AI backends need the same evolution we saw with web services. When an agent makes a call five hops down a chain of command, you need to trace the authority back to the human who granted it. When reasoning fails, you need to know what was considered, not just that an error occurred, but which factors were weighted, which alternatives rejected, where the judgment went wrong. When confidence drops below threshold, you need code that escalates rather than guesses.
I think of it as the reasoning layer: a parallel tech stack for a different kind of operation, sitting alongside your services, handling the calls that used to be hardcoded, with the accountability tooling that judgment requires.
What Comes Next
Companies are going to automate judgment, every company with more calls than people to make them will eventually reach this conclusion because the economics are too compelling and the technology has crossed the threshold of usefulness.
Most teams are deploying without, building on frameworks designed for prototyping and running in production environments built for deterministic code.
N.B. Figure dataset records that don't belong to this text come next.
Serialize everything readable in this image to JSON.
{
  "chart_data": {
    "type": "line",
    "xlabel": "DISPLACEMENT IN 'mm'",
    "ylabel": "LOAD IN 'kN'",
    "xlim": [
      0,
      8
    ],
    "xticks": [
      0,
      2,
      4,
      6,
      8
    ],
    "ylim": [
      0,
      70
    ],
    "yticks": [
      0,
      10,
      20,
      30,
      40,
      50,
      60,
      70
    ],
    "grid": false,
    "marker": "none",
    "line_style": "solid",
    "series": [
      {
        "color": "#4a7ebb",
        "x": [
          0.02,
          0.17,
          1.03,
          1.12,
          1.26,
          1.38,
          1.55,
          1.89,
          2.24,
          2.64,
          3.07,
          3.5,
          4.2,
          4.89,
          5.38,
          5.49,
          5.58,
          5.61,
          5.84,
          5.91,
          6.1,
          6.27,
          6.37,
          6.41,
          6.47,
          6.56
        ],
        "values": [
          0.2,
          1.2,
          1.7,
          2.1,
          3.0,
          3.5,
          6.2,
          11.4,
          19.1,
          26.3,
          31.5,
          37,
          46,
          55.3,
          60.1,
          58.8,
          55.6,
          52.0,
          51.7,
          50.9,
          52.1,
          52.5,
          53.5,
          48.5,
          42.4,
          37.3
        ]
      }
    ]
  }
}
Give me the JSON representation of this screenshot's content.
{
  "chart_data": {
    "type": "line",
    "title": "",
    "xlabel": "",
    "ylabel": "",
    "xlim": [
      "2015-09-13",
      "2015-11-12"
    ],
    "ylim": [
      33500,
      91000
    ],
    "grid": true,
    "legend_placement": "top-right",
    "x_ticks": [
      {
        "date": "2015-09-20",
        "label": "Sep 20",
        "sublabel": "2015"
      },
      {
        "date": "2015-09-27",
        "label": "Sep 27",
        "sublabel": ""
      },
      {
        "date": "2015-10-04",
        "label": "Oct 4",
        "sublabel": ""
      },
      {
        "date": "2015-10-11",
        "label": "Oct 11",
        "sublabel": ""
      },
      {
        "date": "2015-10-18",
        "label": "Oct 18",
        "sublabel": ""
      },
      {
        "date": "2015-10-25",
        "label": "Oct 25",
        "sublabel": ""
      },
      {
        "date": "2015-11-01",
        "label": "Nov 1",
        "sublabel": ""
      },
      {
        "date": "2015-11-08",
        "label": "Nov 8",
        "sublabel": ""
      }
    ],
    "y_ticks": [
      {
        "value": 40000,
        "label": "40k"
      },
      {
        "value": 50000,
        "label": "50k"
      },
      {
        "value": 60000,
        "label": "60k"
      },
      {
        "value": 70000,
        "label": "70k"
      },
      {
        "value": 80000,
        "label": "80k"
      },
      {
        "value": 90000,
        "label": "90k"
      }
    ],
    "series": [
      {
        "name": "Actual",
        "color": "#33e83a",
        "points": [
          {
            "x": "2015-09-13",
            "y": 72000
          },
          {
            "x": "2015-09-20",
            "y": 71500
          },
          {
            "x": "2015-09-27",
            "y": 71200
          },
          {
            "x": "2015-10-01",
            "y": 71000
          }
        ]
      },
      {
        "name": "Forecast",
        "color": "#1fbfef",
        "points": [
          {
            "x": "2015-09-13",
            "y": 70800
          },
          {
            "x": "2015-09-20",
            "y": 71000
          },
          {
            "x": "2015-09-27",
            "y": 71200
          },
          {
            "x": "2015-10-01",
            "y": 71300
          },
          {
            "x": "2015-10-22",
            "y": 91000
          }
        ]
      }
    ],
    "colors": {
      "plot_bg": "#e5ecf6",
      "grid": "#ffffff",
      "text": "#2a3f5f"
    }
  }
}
Some of those gaps won't matter. Others will surface as audit failures, unexplainable calls, accountability vacuums when something goes wrong and nobody can figure out why.
You could argue the foundation should come first, that we should solve accountability before scaling deployment. But companies won't wait, the economics of automated judgment are too compelling, and the technology is ready enough to ship. So we're building the primitives now: deliberation records, provenance chains, confidence routing, identity tooling that makes handoffs explicit. Racing to close the gap before it becomes catastrophic.
The agents that make judgment calls need tooling that can account for them. That's the work.